ATLANTA — Home medical equipment providers were struggling to regroup over the July 4 holiday in the wake of Round 1 rebid rates — averaging 32 percent cuts across nine product categories — announced by CMS last week.

"I think everyone is kind of in shock at this point," said Cara Bachenheimer, senior vice president of government relations for Elyria, Ohio-based Invacare Corp. "If this is allowed to continue, this is devastating."

The new rates result from the Centers for Medicare and Medicaid Services' DMEPOS competitive bidding project, set in motion under the Medicare Modernization Act of 2003, and are scheduled to take effect Jan. 1, 2011, in the nine Round 1 cities: Charlotte, Cincinnati, Cleveland, Dallas, Kansas City, Miami, Orlando, Pittsburgh and Riverside, Calif. Contract winners will be announced in September.

The idea is to undercut current fee schedule reimbursements with lower rates determined by competing bidders. In a July 1 press conference, CMS officials said the Medicare bidding program would save $17 billion over 10 years.
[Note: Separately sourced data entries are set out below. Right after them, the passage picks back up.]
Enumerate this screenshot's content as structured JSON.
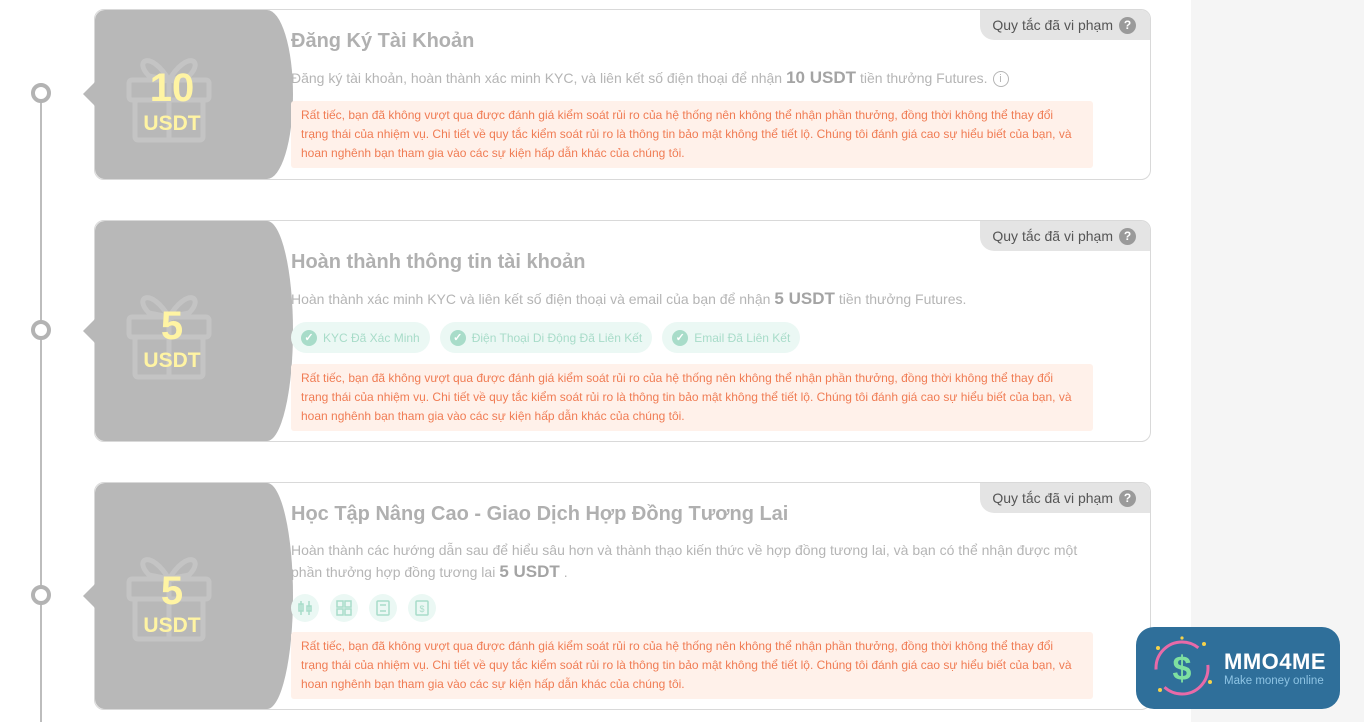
{
  "rule_badge_label": "Quy tắc đã vi phạm",
  "warning_text": "Rất tiếc, bạn đã không vượt qua được đánh giá kiểm soát rủi ro của hệ thống nên không thể nhận phần thưởng, đồng thời không thể thay đổi trạng thái của nhiệm vụ. Chi tiết về quy tắc kiểm soát rủi ro là thông tin bảo mật không thể tiết lộ. Chúng tôi đánh giá cao sự hiểu biết của bạn, và hoan nghênh bạn tham gia vào các sự kiện hấp dẫn khác của chúng tôi.",
  "tasks": [
    {
      "reward_amount": "10",
      "reward_unit": "USDT",
      "title": "Đăng Ký Tài Khoản",
      "desc_before": "Đăng ký tài khoản, hoàn thành xác minh KYC, và liên kết số điện thoại để nhận",
      "desc_amount": "10 USDT",
      "desc_after": "tiền thưởng Futures.",
      "info_icon": "i"
    },
    {
      "reward_amount": "5",
      "reward_unit": "USDT",
      "title": "Hoàn thành thông tin tài khoản",
      "desc_before": "Hoàn thành xác minh KYC và liên kết số điện thoại và email của bạn để nhận",
      "desc_amount": "5 USDT",
      "desc_after": "tiền thưởng Futures.",
      "chips": [
        "KYC Đã Xác Minh",
        "Điện Thoại Di Động Đã Liên Kết",
        "Email Đã Liên Kết"
      ]
    },
    {
      "reward_amount": "5",
      "reward_unit": "USDT",
      "title": "Học Tập Nâng Cao - Giao Dịch Hợp Đồng Tương Lai",
      "desc_before": "Hoàn thành các hướng dẫn sau để hiểu sâu hơn và thành thạo kiến thức về hợp đồng tương lai, và bạn có thể nhận được một phần thưởng hợp đồng tương lai",
      "desc_amount": "5 USDT",
      "desc_after": ".",
      "tools": [
        "candlestick-icon",
        "grid-icon",
        "book-icon",
        "dollar-doc-icon"
      ]
    }
  ],
  "logo": {
    "brand": "MMO4ME",
    "tagline": "Make money online"
  },
  "colors": {
    "card_left_bg": "#b8b8b8",
    "reward_text": "#fff4a3",
    "warning_bg": "#fff1ea",
    "warning_text": "#f07c54",
    "chip_bg": "#ebf8f4",
    "chip_text": "#a8dcc9",
    "logo_bg": "#2f6f9a"
  }
}
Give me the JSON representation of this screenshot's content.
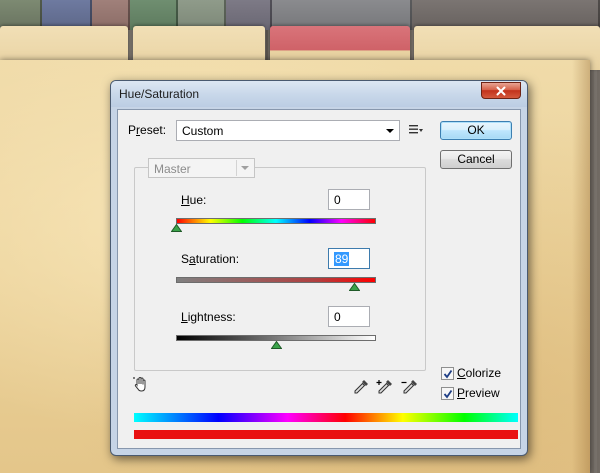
{
  "dialog": {
    "title": "Hue/Saturation",
    "close_icon": "close-x-icon"
  },
  "preset": {
    "label": "Preset:",
    "value": "Custom",
    "menu_icon": "preset-options-icon"
  },
  "buttons": {
    "ok": "OK",
    "cancel": "Cancel"
  },
  "channel": {
    "value": "Master"
  },
  "adjustments": {
    "hue": {
      "label": "Hue:",
      "value": "0",
      "level": 0.0
    },
    "saturation": {
      "label": "Saturation:",
      "value": "89",
      "level": 0.89
    },
    "lightness": {
      "label": "Lightness:",
      "value": "0",
      "level": 0.5
    }
  },
  "tools": {
    "hand": "targeted-adjustment-hand-icon",
    "eyedropper": "eyedropper-icon",
    "eyedropper_add": "eyedropper-plus-icon",
    "eyedropper_subtract": "eyedropper-minus-icon"
  },
  "options": {
    "colorize": {
      "label": "Colorize",
      "checked": true
    },
    "preview": {
      "label": "Preview",
      "checked": true
    }
  },
  "colors": {
    "titlebar": "#c6d4e6",
    "close_button": "#c2321c",
    "result_bar": "#e91111",
    "selection": "#3399ff"
  }
}
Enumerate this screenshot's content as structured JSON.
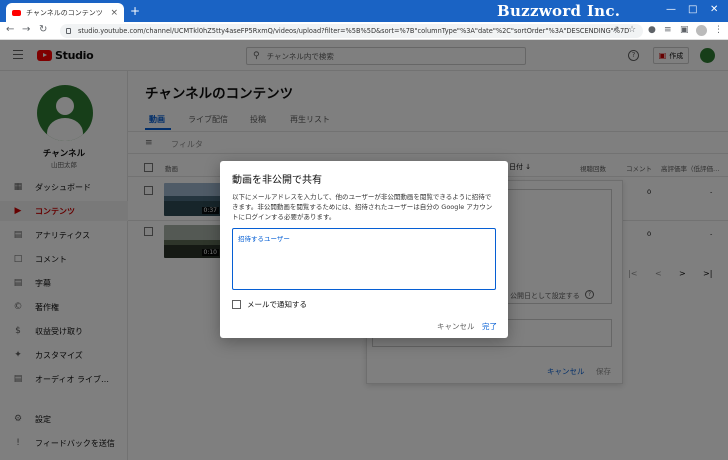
{
  "browser": {
    "tab_title": "チャンネルのコンテンツ - YouTube Studio",
    "tab_close": "×",
    "new_tab": "+",
    "brand": "Buzzword Inc.",
    "url": "studio.youtube.com/channel/UCMTkl0hZ5tty4aseFP5RxmQ/videos/upload?filter=%5B%5D&sort=%7B\"columnType\"%3A\"date\"%2C\"sortOrder\"%3A\"DESCENDING\"%7D"
  },
  "header": {
    "logo_text": "Studio",
    "search_placeholder": "チャンネル内で検索",
    "create_label": "作成"
  },
  "channel": {
    "name": "チャンネル",
    "owner": "山田太郎"
  },
  "sidebar": {
    "items": [
      {
        "label": "ダッシュボード",
        "icon": "dashboard-icon"
      },
      {
        "label": "コンテンツ",
        "icon": "content-icon",
        "active": true
      },
      {
        "label": "アナリティクス",
        "icon": "analytics-icon"
      },
      {
        "label": "コメント",
        "icon": "comments-icon"
      },
      {
        "label": "字幕",
        "icon": "subtitles-icon"
      },
      {
        "label": "著作権",
        "icon": "copyright-icon"
      },
      {
        "label": "収益受け取り",
        "icon": "monetization-icon"
      },
      {
        "label": "カスタマイズ",
        "icon": "customization-icon"
      },
      {
        "label": "オーディオ ライブ…",
        "icon": "audio-library-icon"
      }
    ],
    "bottom": [
      {
        "label": "設定",
        "icon": "settings-icon"
      },
      {
        "label": "フィードバックを送信",
        "icon": "feedback-icon"
      }
    ]
  },
  "main": {
    "title": "チャンネルのコンテンツ",
    "tabs": [
      "動画",
      "ライブ配信",
      "投稿",
      "再生リスト"
    ],
    "filter_label": "フィルタ",
    "columns": [
      "動画",
      "日付 ↓",
      "視聴回数",
      "コメント",
      "高評価率（低評価…"
    ],
    "rows": [
      {
        "duration": "0:37",
        "comments": "0",
        "likes": "-"
      },
      {
        "duration": "0:10",
        "comments": "0",
        "likes": "-"
      }
    ],
    "bg_set_label": "公開日として設定する",
    "bg_cancel": "キャンセル",
    "bg_save": "保存",
    "pager": [
      "|<",
      "<",
      ">",
      ">|"
    ]
  },
  "dialog": {
    "title": "動画を非公開で共有",
    "description": "以下にメールアドレスを入力して、他のユーザーが非公開動画を閲覧できるように招待できます。非公開動画を閲覧するためには、招待されたユーザーは自分の Google アカウントにログインする必要があります。",
    "input_label": "招待するユーザー",
    "notify_label": "メールで通知する",
    "notify_checked": false,
    "cancel_label": "キャンセル",
    "done_label": "完了"
  },
  "colors": {
    "accent": "#065fd4",
    "brand_red": "#ff0000",
    "active_red": "#cc0000",
    "tabstrip": "#1a63c4"
  }
}
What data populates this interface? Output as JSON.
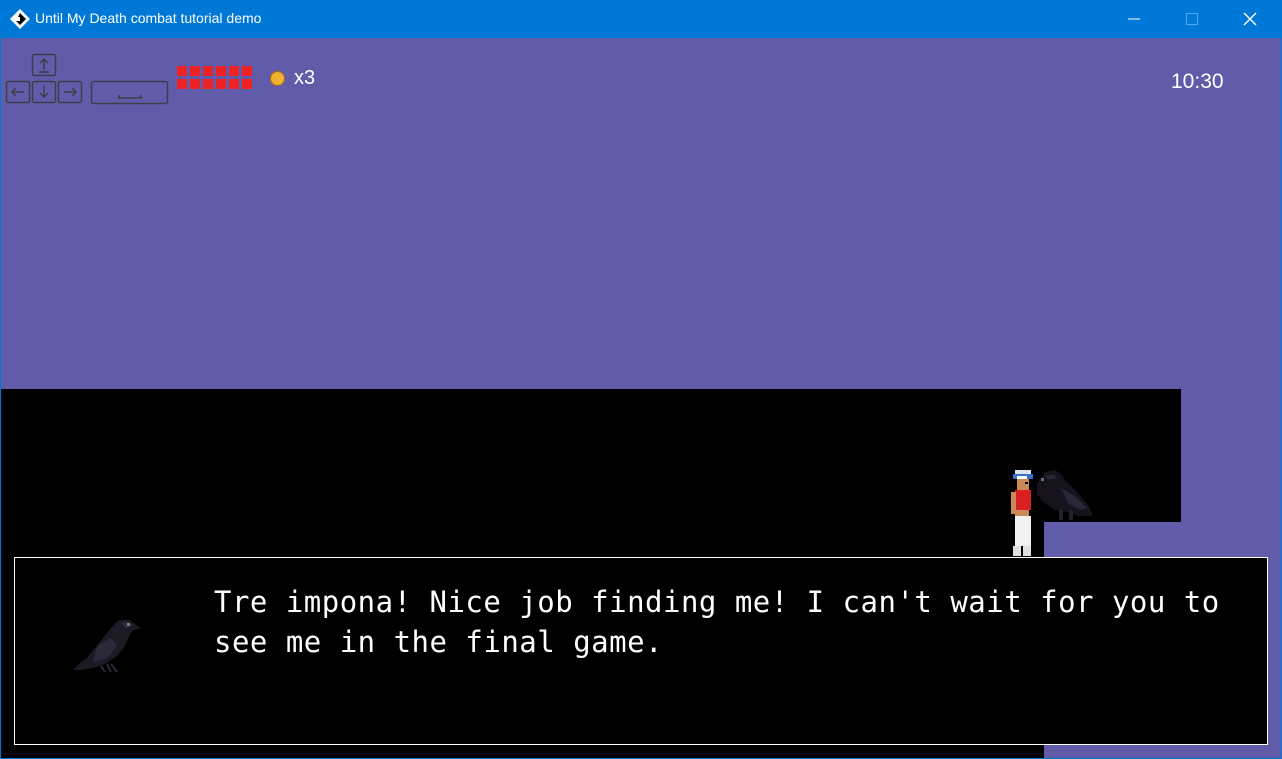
{
  "window": {
    "title": "Until My Death combat tutorial demo",
    "titlebar_color": "#0078d7",
    "icons": [
      "app-icon",
      "minimize-icon",
      "maximize-icon",
      "close-icon"
    ]
  },
  "hud": {
    "controls_icons": [
      "up-arrow-key-icon",
      "left-arrow-key-icon",
      "down-arrow-key-icon",
      "right-arrow-key-icon",
      "spacebar-key-icon"
    ],
    "health_blocks": 12,
    "health_color": "#ee2222",
    "coin_count": "x3",
    "timer": "10:30"
  },
  "scene": {
    "sky_color": "#615caa",
    "ground_color": "#000000"
  },
  "dialog": {
    "text": "Tre impona! Nice job finding me! I can't wait for you to see me in the final game.",
    "portrait": "crow-portrait"
  }
}
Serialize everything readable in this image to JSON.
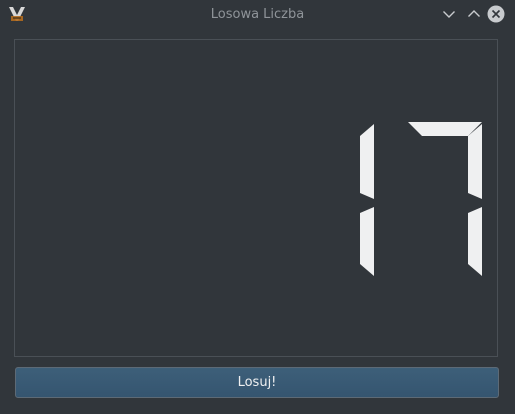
{
  "window": {
    "title": "Losowa Liczba"
  },
  "display": {
    "value": "17"
  },
  "button": {
    "label": "Losuj!"
  },
  "colors": {
    "background": "#31363b",
    "segment_on": "#eff0f1",
    "button_bg": "#3a5a74",
    "title_text": "#8f9499"
  },
  "icons": {
    "app": "app-icon",
    "minimize": "chevron-down-icon",
    "maximize": "chevron-up-icon",
    "close": "close-icon"
  }
}
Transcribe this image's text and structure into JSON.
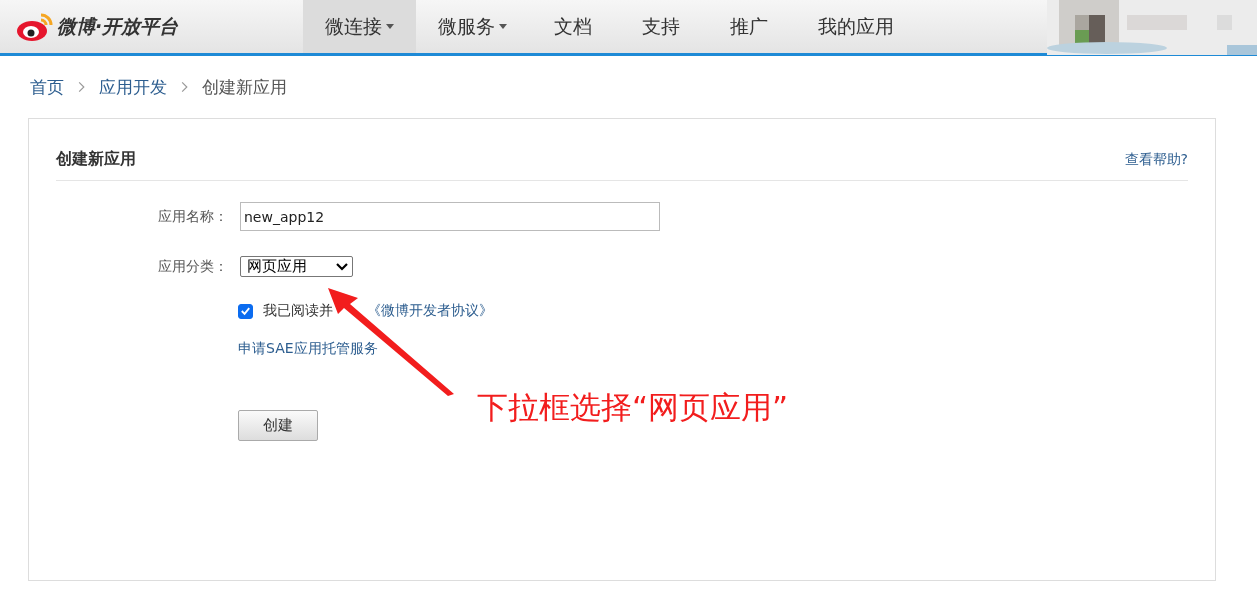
{
  "header": {
    "logo": "微博·开放平台",
    "nav": [
      {
        "label": "微连接",
        "dropdown": true,
        "selected": true
      },
      {
        "label": "微服务",
        "dropdown": true,
        "selected": false
      },
      {
        "label": "文档",
        "dropdown": false,
        "selected": false
      },
      {
        "label": "支持",
        "dropdown": false,
        "selected": false
      },
      {
        "label": "推广",
        "dropdown": false,
        "selected": false
      },
      {
        "label": "我的应用",
        "dropdown": false,
        "selected": false
      }
    ]
  },
  "breadcrumb": [
    {
      "label": "首页",
      "kind": "link"
    },
    {
      "label": "应用开发",
      "kind": "link"
    },
    {
      "label": "创建新应用",
      "kind": "current"
    }
  ],
  "panel": {
    "title": "创建新应用",
    "help": "查看帮助?",
    "form": {
      "name_label": "应用名称：",
      "name_value": "new_app12",
      "category_label": "应用分类：",
      "category_value": "网页应用",
      "agree": {
        "checked": true,
        "text": "我已阅读并",
        "link": "《微博开发者协议》"
      },
      "sae_link": "申请SAE应用托管服务",
      "submit": "创建"
    }
  },
  "annotation": {
    "text": "下拉框选择“网页应用”"
  }
}
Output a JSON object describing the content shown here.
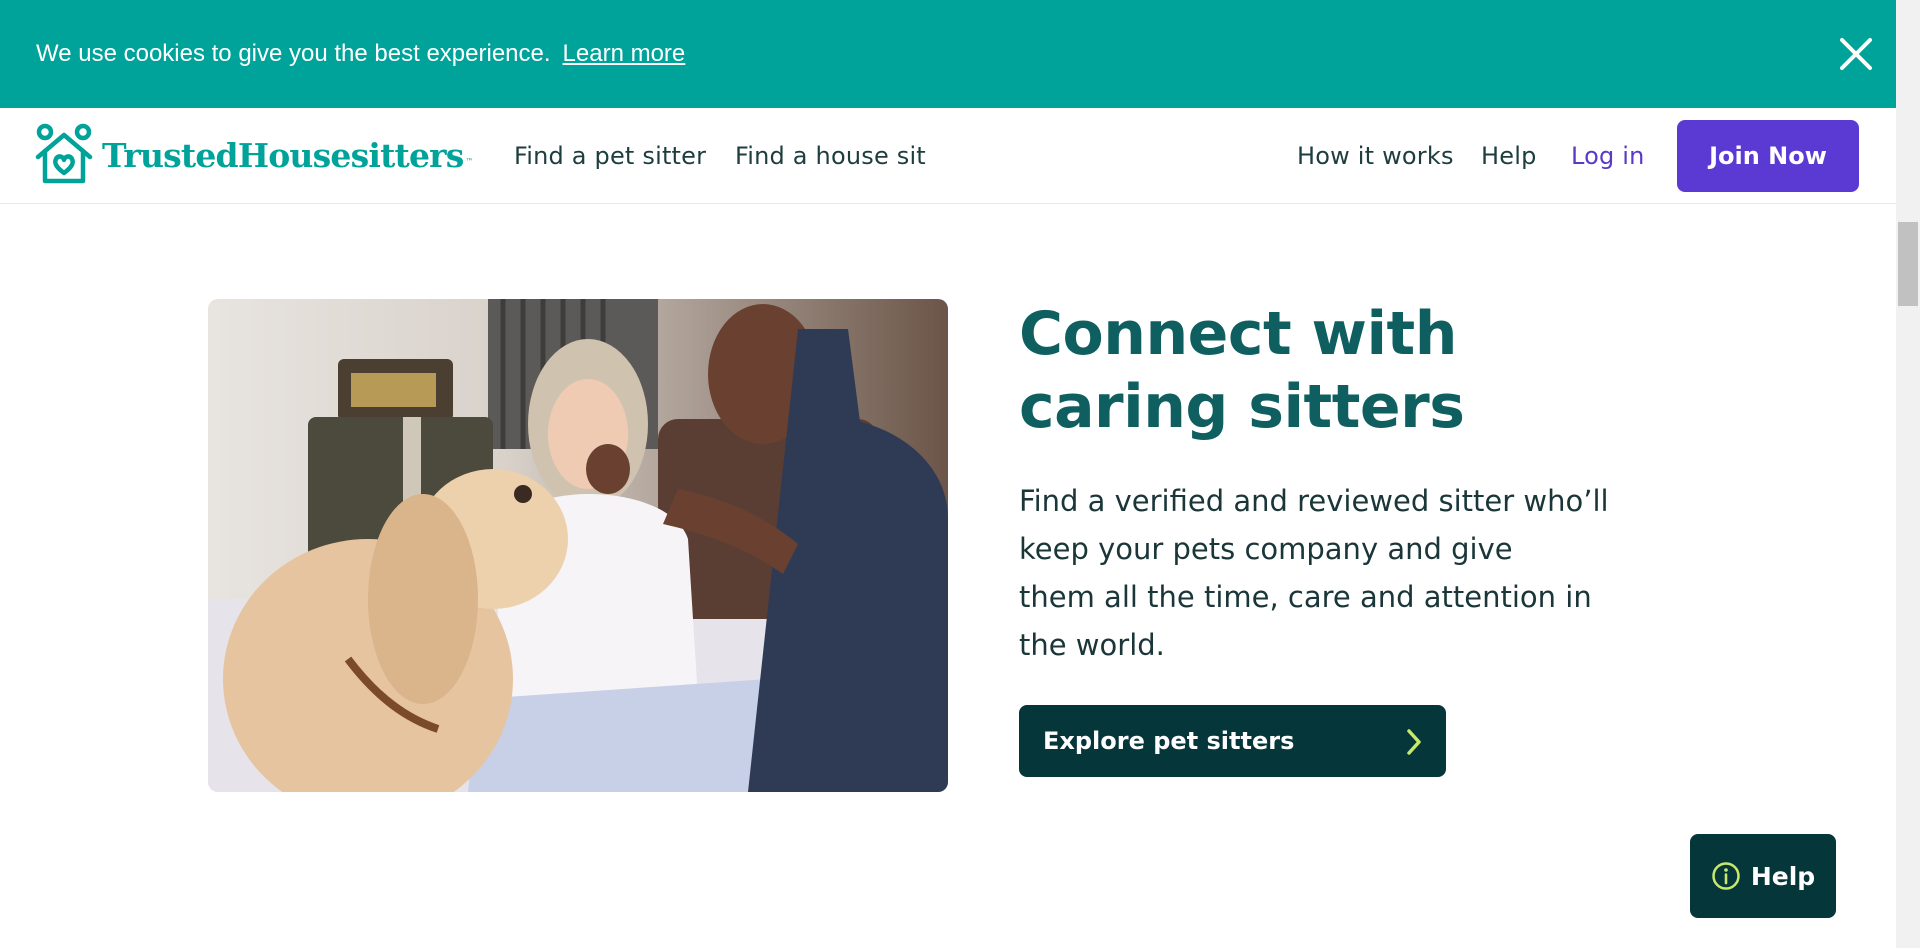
{
  "cookie_banner": {
    "message": "We use cookies to give you the best experience.",
    "learn_more": "Learn more"
  },
  "header": {
    "logo_text": "TrustedHousesitters",
    "logo_tm": "™",
    "nav_left": [
      "Find a pet sitter",
      "Find a house sit"
    ],
    "nav_right": {
      "how_it_works": "How it works",
      "help": "Help",
      "log_in": "Log in",
      "join_now": "Join Now"
    }
  },
  "hero": {
    "title_line1": "Connect with",
    "title_line2": "caring sitters",
    "body_lines": [
      "Find a verified and reviewed sitter who’ll",
      "keep your pets company and give",
      "them all the time, care and attention in",
      "the world."
    ],
    "cta_label": "Explore pet sitters"
  },
  "help_button": {
    "label": "Help"
  },
  "colors": {
    "brand_teal": "#00a39a",
    "dark_teal": "#05363a",
    "purple": "#5b3ad4",
    "heading": "#0f5f60"
  }
}
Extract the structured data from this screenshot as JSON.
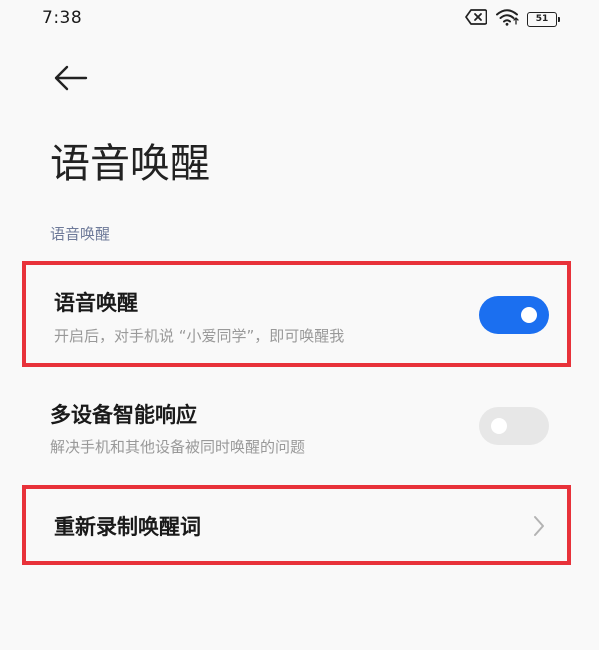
{
  "status_bar": {
    "time": "7:38",
    "battery": "51",
    "icons": [
      "sim-x-icon",
      "wifi-icon",
      "battery-icon"
    ]
  },
  "nav": {
    "back_icon": "arrow-left-icon"
  },
  "page": {
    "title": "语音唤醒"
  },
  "section": {
    "header": "语音唤醒"
  },
  "settings": [
    {
      "title": "语音唤醒",
      "subtitle": "开启后，对手机说 “小爱同学”，即可唤醒我",
      "control": "toggle",
      "enabled": true
    },
    {
      "title": "多设备智能响应",
      "subtitle": "解决手机和其他设备被同时唤醒的问题",
      "control": "toggle",
      "enabled": false
    },
    {
      "title": "重新录制唤醒词",
      "control": "chevron",
      "icon": "chevron-right-icon"
    }
  ],
  "colors": {
    "accent": "#1b6ff0",
    "highlight_border": "#e8323a",
    "toggle_off": "#e7e7e7",
    "section_header": "#6e7a99",
    "background": "#f9f9f9"
  }
}
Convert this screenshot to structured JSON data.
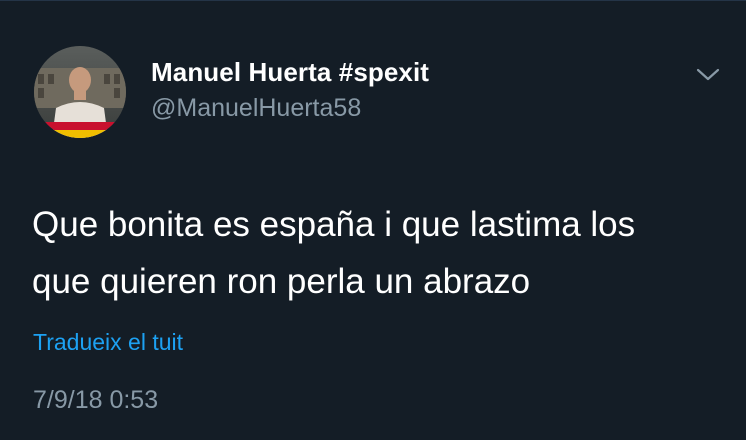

But at what cost? Somber HME stakeholders said the new rates would decimate the industry, eventually drive up Medicare costs and throw the lives of beneficiaries in jeopardy.

"The bid prices announced … will translate into unsustainable reimbursement rates for home care providers," said Tyler J. Wilson, president and CEO of the American Association for Homecare. "Over time, it will make it harder for seniors and people with disabilities to get the home medical equipment and services they require to live independently in the most cost-effective post-acute setting — their own homes."

He said the country would eventually "see spending soar in other parts of Medicare because the bidding program will push spending into longer hospital stays and ER visits."

Bachenheimer said the sharply reduced rates — which come on the heels of a 9.5 percent cut the industry took as a pay-for to get the initial Round 1 (2008) delayed for 18 months — reflect stakeholders' worst fears: that providers terrified of losing Medicare's business would enter low-ball bids.

"I think it just validates the fundamental flaws of this program. It is the suicide bidding notion," she said. "You put in a suicide bid just to stay in the game … It's this artificial price-setting mechanism which has no rationale. It's a complicated gaming system. The problem is, nobody wins."